If there is a couple in the world of rock music known worldwide, it is John Lennon and Yoko Ono. The artists went down in history, not only for having outstanding separate projects but also for their high-profile and passionate relationship that survived until the tragic death of the former Beatle.
Lennon met Ono in November 1966 at the Indica Gallery in London, where the Japanese artist was preparing an installation. The two were smitten with each other, and the rest is history.
A month before this meeting, The Beatles began recording what would become one of the most important albums of the contemporary music scene: Sgt. Pepper’s Lonely Hearts Club Band.
One of the most iconic songs from this album is ‘Lucy in the Sky with Diamonds,’ which according to Lennon, was inspired by a dream he had about a woman, who would later become Yoko Ono.
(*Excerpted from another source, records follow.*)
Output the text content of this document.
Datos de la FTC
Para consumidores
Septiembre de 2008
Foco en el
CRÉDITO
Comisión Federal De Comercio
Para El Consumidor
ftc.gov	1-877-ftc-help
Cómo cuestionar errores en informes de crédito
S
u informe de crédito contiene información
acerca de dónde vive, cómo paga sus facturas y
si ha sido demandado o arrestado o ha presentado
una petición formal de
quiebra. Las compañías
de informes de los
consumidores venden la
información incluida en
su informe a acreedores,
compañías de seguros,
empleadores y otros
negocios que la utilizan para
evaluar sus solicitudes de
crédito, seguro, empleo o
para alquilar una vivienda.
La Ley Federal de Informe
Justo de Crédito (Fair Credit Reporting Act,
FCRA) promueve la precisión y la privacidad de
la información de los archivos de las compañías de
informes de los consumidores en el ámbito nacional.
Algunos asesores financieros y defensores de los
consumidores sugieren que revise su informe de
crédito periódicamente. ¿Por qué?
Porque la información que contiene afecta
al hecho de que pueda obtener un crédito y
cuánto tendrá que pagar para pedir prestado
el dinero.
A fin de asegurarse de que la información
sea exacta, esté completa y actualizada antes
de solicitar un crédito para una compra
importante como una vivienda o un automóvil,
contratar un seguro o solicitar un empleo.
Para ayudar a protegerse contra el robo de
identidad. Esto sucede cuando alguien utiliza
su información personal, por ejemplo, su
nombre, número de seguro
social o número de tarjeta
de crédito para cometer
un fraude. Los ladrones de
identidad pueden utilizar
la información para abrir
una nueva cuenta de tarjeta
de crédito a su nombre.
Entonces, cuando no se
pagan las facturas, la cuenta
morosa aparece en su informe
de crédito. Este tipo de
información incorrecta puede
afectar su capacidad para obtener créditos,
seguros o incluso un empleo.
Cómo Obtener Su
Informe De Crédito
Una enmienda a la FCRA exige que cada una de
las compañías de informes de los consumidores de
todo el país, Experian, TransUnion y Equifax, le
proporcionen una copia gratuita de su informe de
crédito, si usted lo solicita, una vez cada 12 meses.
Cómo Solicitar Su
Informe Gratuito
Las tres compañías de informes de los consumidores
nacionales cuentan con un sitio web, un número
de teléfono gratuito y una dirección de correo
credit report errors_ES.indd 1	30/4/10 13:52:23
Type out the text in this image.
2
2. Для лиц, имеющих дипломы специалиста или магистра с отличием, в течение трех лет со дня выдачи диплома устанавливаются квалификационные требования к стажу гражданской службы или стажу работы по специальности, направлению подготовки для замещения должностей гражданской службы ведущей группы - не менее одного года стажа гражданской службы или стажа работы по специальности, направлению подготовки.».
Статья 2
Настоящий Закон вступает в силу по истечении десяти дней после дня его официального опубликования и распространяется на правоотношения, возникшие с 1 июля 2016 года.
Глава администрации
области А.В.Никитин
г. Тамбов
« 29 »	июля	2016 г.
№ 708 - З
“The images were from Alice in Wonderland,” Lennon told David Sheff in a 1980 interview. “It was Alice on the boat. She’s buying an egg, and she turns into Humpty-Dumpty. The woman who’s serving in the store turns into a sheep, and the next minute they’re rowing in a rowboat somewhere, and I was visualizing that. There was also the image of the woman who would one day come to save me: a ‘girl with kaleidoscope eyes’ who would come out of the sky. It turned out to be Yoko, although I didn’t know her yet. So maybe it should be ‘Yoko In The Sky With Diamonds,’” he added.
The British musician said that Yoko was that magical woman he always dreamed of, so the dream and the song were a kind of vision.
“It was this secret love that was going to come one day. However, it turned out to be Yoko, and I didn’t know her then. But she was my imaginary child that we all have.”